Les parties agiront prudemment en fixant par écrit soit le prix qu'elles auront arrêté, soit les éléments qui devront servir à le déterminer plus tard; car, en cas de contestation sur le prix, la preuve par témoins ne serait pas admise, quand même le prix aurait une valeur inférieure à 150 francs. Et alors, si le fermier ne pouvait pas représenter de quittance, le juge en croirait le bailleur sur son serment: aux yeux de la loi, le bailleur offre plus de garanties que le preneur, parce qu'il est souvent dans une meilleure situation de fortune, et qu'il a le plus grand intérêt à conserver sa réputation d'honnête homme, afin de trouver facilement d'autres fermiers. Le prix serait donc fixé par le serment du bailleur, à moins que le preneur ne préféràt demander l'estimation par experts, expertise dont il paierait les frais si elle faisait ressortir un prix plus élevé que celui qu'il avait affirmé (art. 1716).

Le consentement doit porter sur les autres éléments principaux du bail, sur la chose, le prix et, autant que possible, sur la durée. Comme le bail à ferme est un contrat consensuel, le consentement peut être, soit exprimé verbalement, soit consigné dans un acte ou authentique ou sous signatures privées (art. 1714). Mais le Code pose, dans l'article 1715, une règle tellement

rigoureuse qu'il est pour ainsi dire nécessaire, en fait, de constater ce consentement par écrit. En effet, d'après l'article 1715, lorsque le bail qui n'a pas été constaté par écrit n'a encore reçu aucune exécution et qu'une des parties le nie, on ne peut le prouver par témoins, quelque modique qu'en soit le prix. On sait que, de droit commun, on admet la preuve par témoins des conventions dont l'objet n'a pas une valeur supérieure à 150 francs.
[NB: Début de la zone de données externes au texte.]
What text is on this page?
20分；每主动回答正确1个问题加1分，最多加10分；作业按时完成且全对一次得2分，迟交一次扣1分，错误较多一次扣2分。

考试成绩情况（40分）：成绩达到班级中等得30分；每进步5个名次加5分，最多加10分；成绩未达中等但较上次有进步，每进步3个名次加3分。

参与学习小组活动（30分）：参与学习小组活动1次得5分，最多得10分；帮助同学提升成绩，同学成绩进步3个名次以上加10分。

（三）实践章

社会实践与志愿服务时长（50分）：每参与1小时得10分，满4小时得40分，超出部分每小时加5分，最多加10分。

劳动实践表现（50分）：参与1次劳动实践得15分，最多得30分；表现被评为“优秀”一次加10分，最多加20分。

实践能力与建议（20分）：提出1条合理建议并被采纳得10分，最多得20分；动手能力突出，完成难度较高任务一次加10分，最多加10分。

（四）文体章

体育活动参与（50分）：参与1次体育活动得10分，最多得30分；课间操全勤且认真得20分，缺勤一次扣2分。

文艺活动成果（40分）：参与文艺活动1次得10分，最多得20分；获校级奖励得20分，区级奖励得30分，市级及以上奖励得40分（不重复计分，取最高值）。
Le législateur se montre donc plus sévère en ce qui concerne la preuve des baux: il a voulu prévenir une foule de petits procès qui n'auraient pas manqué de naître sans cette sage disposition. La partie qui invoque l'existence d'un bail verbal n'aura d'autre ressource que de déférer le serment à son adversaire. La jurisprudence (1) lui permet, en outre, de recourir à l'interrogatoire sur faits et articles pour essayer d'obtenir un aveu de son adversaire.

En cas d'erreur, dol ou violence, les règles ordinaires sur les vices du consentement sont applicables à notre contrat.

Le consentement doit émaner de personnes capables. Sont incapables de donner à ferme : les mineurs, les interdits et les femmes mariées. Les baux des biens appartenant à ces incapables sont consentis par leurs représentants, tuteurs ou maris (art. 450, 509, 1429, C. c.). Mais ces représentants ne peuvent pas consentir des baux pour une durée quelconque. Les baux qu'ils font pour neuf ans ou moins sont seuls opposables à l'incapable pour toute leur durée. Si le bail a été fait pour plus de neuf ans, il n'est opposable que

1. Cass. 12 janvier 1864. Dalloz, 1864, 1, 142.